Characteristic Value
Backend LanceDB vector store
Persistence Filesystem (configured path)
Search Hybrid: cosine similarity + BM25, RRF fusion
Concurrency Async-safe

Error Hierarchy

Module: agentic_v2/core/errors.py

All custom exceptions inherit from AgenticError. This hierarchy enables granular except clauses at each layer and consistent HTTP status code mapping at the API boundary.

AgenticError (base)
├── WorkflowError
│   └── StepError
├── SchemaValidationError
├── AdapterError
│   └── AdapterNotFoundError
├── ToolError
├── MemoryStoreError
└── ConfigurationError

AgenticError

Base exception for all runtime errors.

Attribute Type Description
message str Human-readable error description
code str \| None Machine-readable error code
context dict[str, Any] Structured context for logging

WorkflowError

Raised when a workflow-level failure occurs (e.g., invalid YAML, missing workflow, DAG cycle detection).


StepError

Raised when a specific workflow step fails. Extends WorkflowError.

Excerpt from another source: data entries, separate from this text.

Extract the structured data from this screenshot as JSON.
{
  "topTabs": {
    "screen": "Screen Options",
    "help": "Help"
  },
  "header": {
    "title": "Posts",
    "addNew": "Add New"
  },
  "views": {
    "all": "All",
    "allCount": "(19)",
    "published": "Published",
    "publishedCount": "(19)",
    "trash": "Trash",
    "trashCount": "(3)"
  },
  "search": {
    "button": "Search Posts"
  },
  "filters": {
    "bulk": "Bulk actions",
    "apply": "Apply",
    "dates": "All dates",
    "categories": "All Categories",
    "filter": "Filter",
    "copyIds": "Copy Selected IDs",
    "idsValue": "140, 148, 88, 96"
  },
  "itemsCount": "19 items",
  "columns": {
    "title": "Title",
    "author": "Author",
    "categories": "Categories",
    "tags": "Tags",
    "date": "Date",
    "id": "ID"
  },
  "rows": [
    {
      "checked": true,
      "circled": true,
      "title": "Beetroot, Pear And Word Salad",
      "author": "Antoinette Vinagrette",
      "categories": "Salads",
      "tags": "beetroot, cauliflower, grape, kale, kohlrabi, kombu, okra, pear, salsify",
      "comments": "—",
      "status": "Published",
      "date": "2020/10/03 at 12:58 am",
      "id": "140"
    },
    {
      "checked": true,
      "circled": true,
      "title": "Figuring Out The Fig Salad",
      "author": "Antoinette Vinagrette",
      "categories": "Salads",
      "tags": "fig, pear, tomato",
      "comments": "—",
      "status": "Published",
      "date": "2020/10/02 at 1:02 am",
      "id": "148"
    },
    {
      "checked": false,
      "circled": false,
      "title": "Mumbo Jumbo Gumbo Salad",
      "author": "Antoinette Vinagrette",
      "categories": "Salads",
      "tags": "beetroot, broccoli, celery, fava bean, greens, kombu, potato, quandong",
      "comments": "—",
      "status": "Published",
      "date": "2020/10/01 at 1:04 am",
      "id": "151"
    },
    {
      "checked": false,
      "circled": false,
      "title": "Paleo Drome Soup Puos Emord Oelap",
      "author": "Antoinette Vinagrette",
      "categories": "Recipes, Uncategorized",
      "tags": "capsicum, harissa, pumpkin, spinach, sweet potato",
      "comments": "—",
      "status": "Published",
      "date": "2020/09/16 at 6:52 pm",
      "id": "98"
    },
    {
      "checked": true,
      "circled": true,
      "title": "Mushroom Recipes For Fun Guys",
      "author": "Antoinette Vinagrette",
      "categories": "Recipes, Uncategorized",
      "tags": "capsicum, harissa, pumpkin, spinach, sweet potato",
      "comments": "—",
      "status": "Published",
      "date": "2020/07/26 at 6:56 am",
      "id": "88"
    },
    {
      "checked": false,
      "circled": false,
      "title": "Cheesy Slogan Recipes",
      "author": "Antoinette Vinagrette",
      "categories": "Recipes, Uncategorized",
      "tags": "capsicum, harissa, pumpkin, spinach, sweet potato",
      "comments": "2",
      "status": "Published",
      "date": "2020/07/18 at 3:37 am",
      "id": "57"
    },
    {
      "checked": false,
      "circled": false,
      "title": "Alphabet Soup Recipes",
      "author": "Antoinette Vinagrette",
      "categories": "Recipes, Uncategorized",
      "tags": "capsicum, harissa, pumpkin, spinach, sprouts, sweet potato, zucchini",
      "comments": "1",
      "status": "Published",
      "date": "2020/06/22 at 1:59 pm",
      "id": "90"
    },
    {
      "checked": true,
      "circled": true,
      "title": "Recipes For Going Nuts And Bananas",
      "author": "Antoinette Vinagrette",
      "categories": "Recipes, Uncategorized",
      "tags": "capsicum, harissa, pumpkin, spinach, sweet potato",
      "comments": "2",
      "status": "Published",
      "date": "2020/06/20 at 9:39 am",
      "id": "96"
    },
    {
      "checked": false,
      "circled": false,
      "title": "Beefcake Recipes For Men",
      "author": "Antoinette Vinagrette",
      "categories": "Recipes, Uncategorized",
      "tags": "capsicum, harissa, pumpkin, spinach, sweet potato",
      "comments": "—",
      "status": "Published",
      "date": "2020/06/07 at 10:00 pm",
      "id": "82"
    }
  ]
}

Extra Attribute Type Description
step_id str Identifier of the failed step
agent str \| None Agent that was executing the step

SchemaValidationError

Raised when a Pydantic model fails validation. Wraps pydantic.ValidationError with additional context.

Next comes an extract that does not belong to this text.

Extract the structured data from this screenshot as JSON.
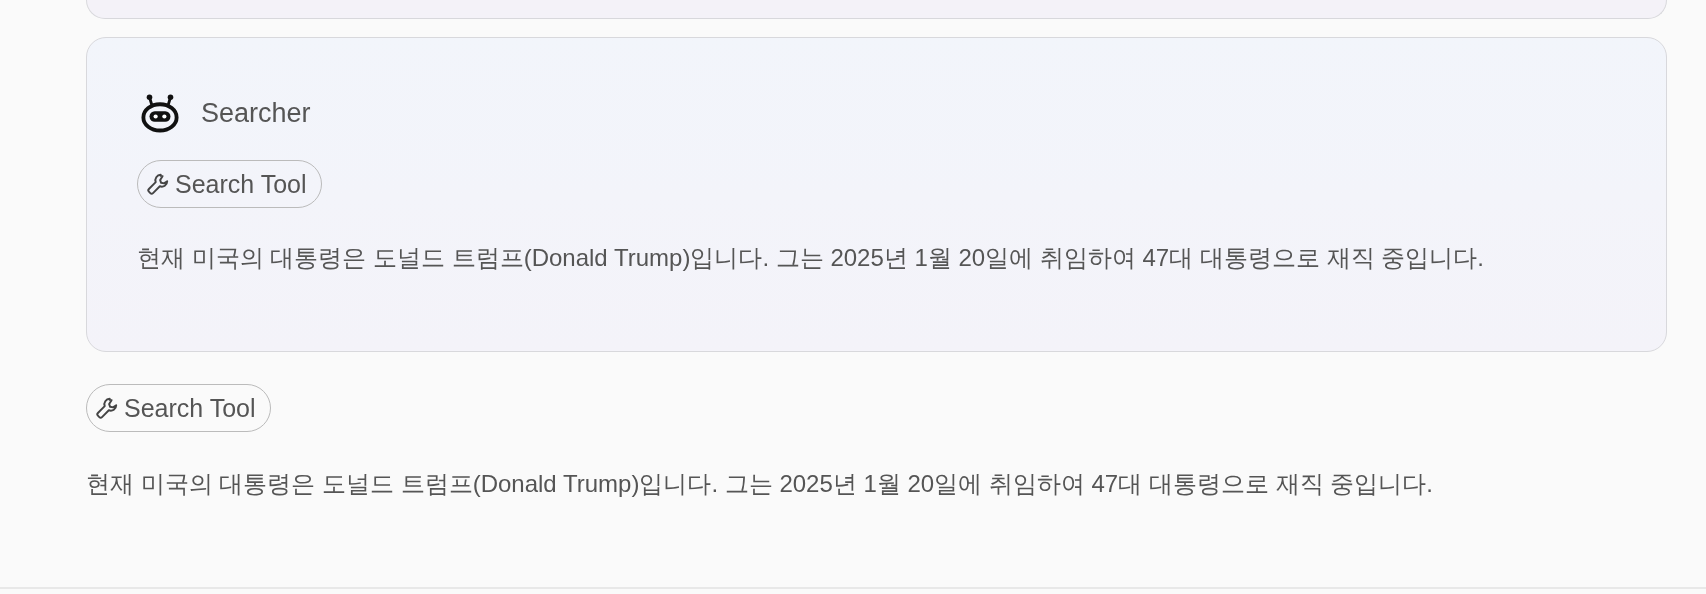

Extra Attribute Type Description
model_name str Name of the model that failed validation
validation_errors list[dict] Pydantic error detail list

AdapterError

Raised for execution engine adapter failures (e.g., engine crash, unexpected engine output).


AdapterNotFoundError

Raised when an unknown adapter name is requested. Extends AdapterError.

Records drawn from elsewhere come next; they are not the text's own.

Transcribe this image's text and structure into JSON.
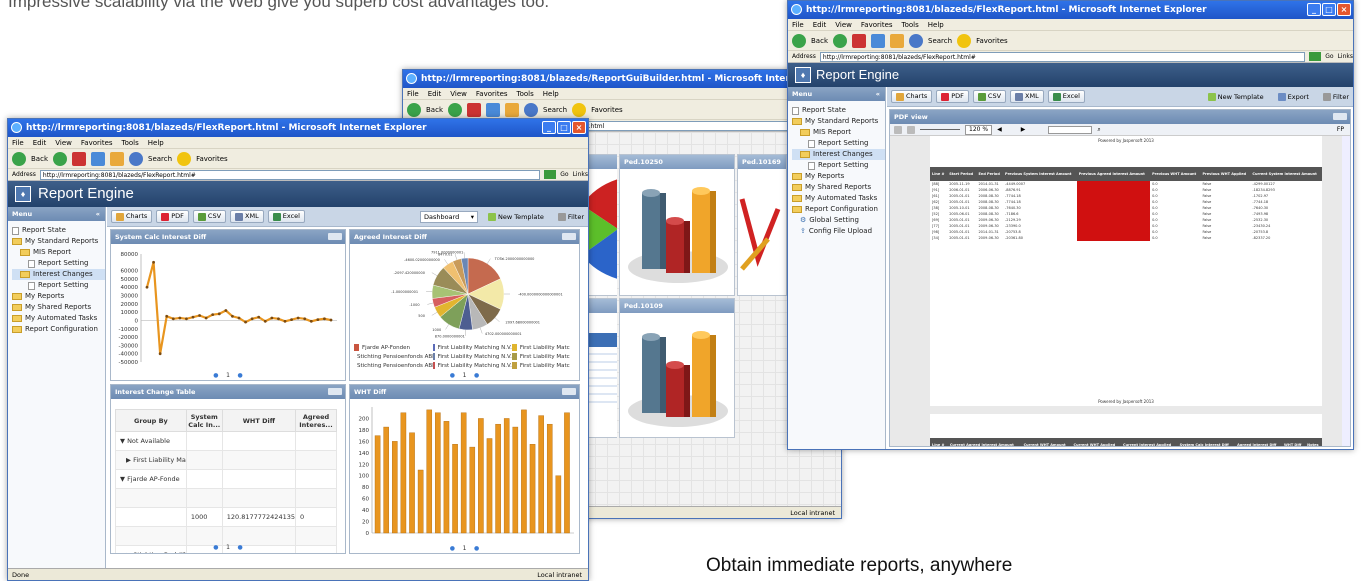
{
  "headline": "Impressive scalability via the Web give you superb cost advantages too.",
  "caption": "Obtain immediate reports, anywhere",
  "browser": {
    "menu": [
      "File",
      "Edit",
      "View",
      "Favorites",
      "Tools",
      "Help"
    ],
    "toolbar": {
      "back": "Back",
      "search": "Search",
      "favorites": "Favorites"
    },
    "address_label": "Address",
    "go": "Go",
    "links": "Links"
  },
  "win_left": {
    "title": "http://lrmreporting:8081/blazeds/FlexReport.html - Microsoft Internet Explorer",
    "address": "http://lrmreporting:8081/blazeds/FlexReport.html#",
    "status": "Done",
    "zone": "Local intranet"
  },
  "win_mid": {
    "title": "http://lrmreporting:8081/blazeds/ReportGuiBuilder.html - Microsoft Internet Explorer",
    "address": "http://lrmreporting:8081/blazeds/ReportGuiBuilder.html",
    "cells": [
      "Ped.10250",
      "Ped.10169",
      "Ped.10109"
    ],
    "zone": "Local intranet"
  },
  "win_right": {
    "title": "http://lrmreporting:8081/blazeds/FlexReport.html - Microsoft Internet Explorer",
    "address": "http://lrmreporting:8081/blazeds/FlexReport.html#",
    "pdf_panel": "PDF view",
    "zoom": "120 %",
    "powered": "Powered by Jaspersoft 2013",
    "ff": "FP"
  },
  "app": {
    "title": "Report Engine",
    "menu_header": "Menu",
    "tree": [
      {
        "label": "Report State",
        "icon": "doc",
        "indent": 0
      },
      {
        "label": "My Standard Reports",
        "icon": "folder",
        "indent": 0
      },
      {
        "label": "MIS Report",
        "icon": "folder",
        "indent": 1
      },
      {
        "label": "Report Setting",
        "icon": "doc",
        "indent": 2
      },
      {
        "label": "Interest Changes",
        "icon": "folder",
        "indent": 1,
        "selected": true
      },
      {
        "label": "Report Setting",
        "icon": "doc",
        "indent": 2
      },
      {
        "label": "My Reports",
        "icon": "folder",
        "indent": 0
      },
      {
        "label": "My Shared Reports",
        "icon": "folder",
        "indent": 0
      },
      {
        "label": "My Automated Tasks",
        "icon": "folder",
        "indent": 0
      },
      {
        "label": "Report Configuration",
        "icon": "folder",
        "indent": 0
      },
      {
        "label": "Global Setting",
        "icon": "gear",
        "indent": 1
      },
      {
        "label": "Config File Upload",
        "icon": "upload",
        "indent": 1
      }
    ],
    "buttons": {
      "charts": "Charts",
      "pdf": "PDF",
      "csv": "CSV",
      "xml": "XML",
      "excel": "Excel"
    },
    "dashboard_select": "Dashboard",
    "new_template": "New Template",
    "export": "Export",
    "filter": "Filter"
  },
  "panels": {
    "p1": "System Calc Interest Diff",
    "p2": "Agreed Interest Diff",
    "p3": "Interest Change Table",
    "p4": "WHT Diff",
    "pager": "1"
  },
  "pie_labels": [
    "Fjarde AP-Fonden",
    "First Liability Matching N.V.",
    "First Liability Matc",
    "Stichting Pensioenfonds ABN Amro",
    "First Liability Matching N.V.",
    "First Liability Matc",
    "Stichting Pensioenfonds ABN Amro",
    "First Liability Matching N.V.",
    "First Liability Matc"
  ],
  "pie_colors": [
    "#c9553f",
    "#5c6bb8",
    "#e0b52e",
    "#8a6e3a",
    "#6b7fa8",
    "#a89b49",
    "#9a9a9a",
    "#c65050",
    "#c0a040"
  ],
  "table": {
    "headers": [
      "Group By",
      "System Calc In...",
      "WHT Diff",
      "Agreed Interes..."
    ],
    "rows": [
      {
        "label": "▼ Not Available",
        "a": "",
        "b": "",
        "c": ""
      },
      {
        "label": "▶ First Liability Ma",
        "a": "",
        "b": "",
        "c": ""
      },
      {
        "label": "▼ Fjarde AP-Fonde",
        "a": "",
        "b": "",
        "c": ""
      },
      {
        "label": "",
        "a": "",
        "b": "",
        "c": ""
      },
      {
        "label": "",
        "a": "1000",
        "b": "120.8177772424135",
        "c": "0"
      },
      {
        "label": "",
        "a": "",
        "b": "",
        "c": ""
      },
      {
        "label": "▶ Stichting Bedrijf",
        "a": "",
        "b": "",
        "c": ""
      },
      {
        "label": "▶ Stichting Pensio",
        "a": "",
        "b": "",
        "c": ""
      }
    ]
  },
  "colors": {
    "accent": "#e8951f",
    "brand": "#2f4f7a"
  },
  "chart_data": [
    {
      "type": "line",
      "title": "System Calc Interest Diff",
      "x": [
        1,
        2,
        3,
        4,
        5,
        6,
        7,
        8,
        9,
        10,
        11,
        12,
        13,
        14,
        15,
        16,
        17,
        18,
        19,
        20,
        21,
        22,
        23,
        24,
        25,
        26,
        27,
        28,
        29
      ],
      "values": [
        40000,
        70000,
        -40000,
        5000,
        2000,
        3000,
        2000,
        4000,
        6000,
        3000,
        7000,
        8000,
        12000,
        5000,
        3000,
        -2000,
        2000,
        4000,
        -1000,
        3000,
        2000,
        -1000,
        1000,
        3000,
        2000,
        -1000,
        1000,
        2000,
        500
      ],
      "ylim": [
        -50000,
        80000
      ],
      "yticks": [
        80000,
        60000,
        50000,
        40000,
        30000,
        20000,
        10000,
        0,
        -10000,
        -20000,
        -30000,
        -40000,
        -50000
      ]
    },
    {
      "type": "pie",
      "title": "Agreed Interest Diff",
      "labels": [
        "TOTal.2000000000000",
        "-400.0000000000000001",
        "2097.68000000001",
        "4702.000000000001",
        "870.0000000001",
        "1000",
        "500",
        "-1000",
        "-1.0000000001",
        "-2097.420000000",
        "-4600.02000000000",
        "8470.01",
        "7911.0000000001"
      ],
      "values": [
        18,
        14,
        9,
        7,
        6,
        10,
        5,
        4,
        6,
        9,
        5,
        4,
        3
      ]
    },
    {
      "type": "bar",
      "title": "WHT Diff",
      "values": [
        170,
        185,
        160,
        210,
        175,
        110,
        215,
        210,
        195,
        155,
        210,
        150,
        200,
        165,
        190,
        200,
        185,
        215,
        155,
        205,
        190,
        100,
        210
      ],
      "ylim": [
        0,
        220
      ],
      "yticks": [
        200,
        180,
        160,
        140,
        120,
        100,
        80,
        60,
        40,
        20,
        0
      ]
    }
  ],
  "pdf_rows": [
    [
      "[88]",
      "2005-11-19",
      "2014-01-31",
      "-4449.0007",
      "",
      "0.0",
      "False",
      "-4299.00127"
    ],
    [
      "[91]",
      "2006-01-01",
      "2006-06-30",
      "-8876.91",
      "",
      "0.0",
      "False",
      "-18234.8293"
    ],
    [
      "[61]",
      "2005-01-01",
      "2008-08-30",
      "-7744.18",
      "",
      "0.0",
      "False",
      "-1702.97"
    ],
    [
      "[62]",
      "2005-01-01",
      "2008-08-30",
      "-7744.18",
      "",
      "0.0",
      "False",
      "-7744.18"
    ],
    [
      "[38]",
      "2005-10-01",
      "2008-08-30",
      "-7640.30",
      "",
      "0.0",
      "False",
      "-7640.30"
    ],
    [
      "[52]",
      "2005-06-01",
      "2008-08-30",
      "-7186.6",
      "",
      "0.0",
      "False",
      "-7493.98"
    ],
    [
      "[69]",
      "2005-01-01",
      "2009-06-30",
      "-2129.29",
      "",
      "0.0",
      "False",
      "-2532.30"
    ],
    [
      "[77]",
      "2005-01-01",
      "2009-06-30",
      "-23390.0",
      "",
      "0.0",
      "False",
      "-23430.24"
    ],
    [
      "[98]",
      "2005-01-01",
      "2014-01-31",
      "-20753.8",
      "",
      "0.0",
      "False",
      "-20753.8"
    ],
    [
      "[34]",
      "2005-01-01",
      "2009-06-30",
      "-20361.80",
      "",
      "0.0",
      "False",
      "-82337.20"
    ]
  ],
  "pdf_headers": [
    "Line #",
    "Start Period",
    "End Period",
    "Previous System Interest Amount",
    "Previous Agreed Interest Amount",
    "Previous WHT Amount",
    "Previous WHT Applied",
    "Current System Interest Amount"
  ],
  "pdf_headers2": [
    "Line #",
    "Current Agreed Interest Amount",
    "Current WHT Amount",
    "Current WHT Applied",
    "Current Interest Applied",
    "System Calc Interest Diff",
    "Agreed Interest Diff",
    "WHT Diff",
    "Notes"
  ]
}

Extra Attribute Type Description
adapter_name str The unrecognised adapter key
available_adapters list[str] Adapters currently registered

ToolError

Raised when a built-in tool invocation fails (permission denied, execution error, timeout).

Extra Attribute Type Description
tool_name str Name of the failing tool
operation str \| None Specific operation attempted

MemoryStoreError

Raised when a memory store operation fails (I/O error, serialisation failure).


ConfigurationError

Raised at startup when required environment variables are missing or configuration files are invalid. Intended to fail fast before any work is attempted.


Pydantic v2 Usage Notes

This codebase uses Pydantic v2 throughout. Key differences from v1 that affect model usage:

v1 Pattern v2 Replacement
.dict() .model_dump()
.parse_obj(data) Model.model_validate(data)
.parse_raw(json_str) Model.model_validate_json(json_str)
.schema() Model.model_json_schema()
validator decorator @field_validator / @model_validator
Config inner class model_config = ConfigDict(...)

Frozen models (frozen=True in model_config) are used for contracts that must be immutable after construction, specifically SanitizationResult and VerificationPolicy. These models are hashable and safe to use as dictionary keys or in sets.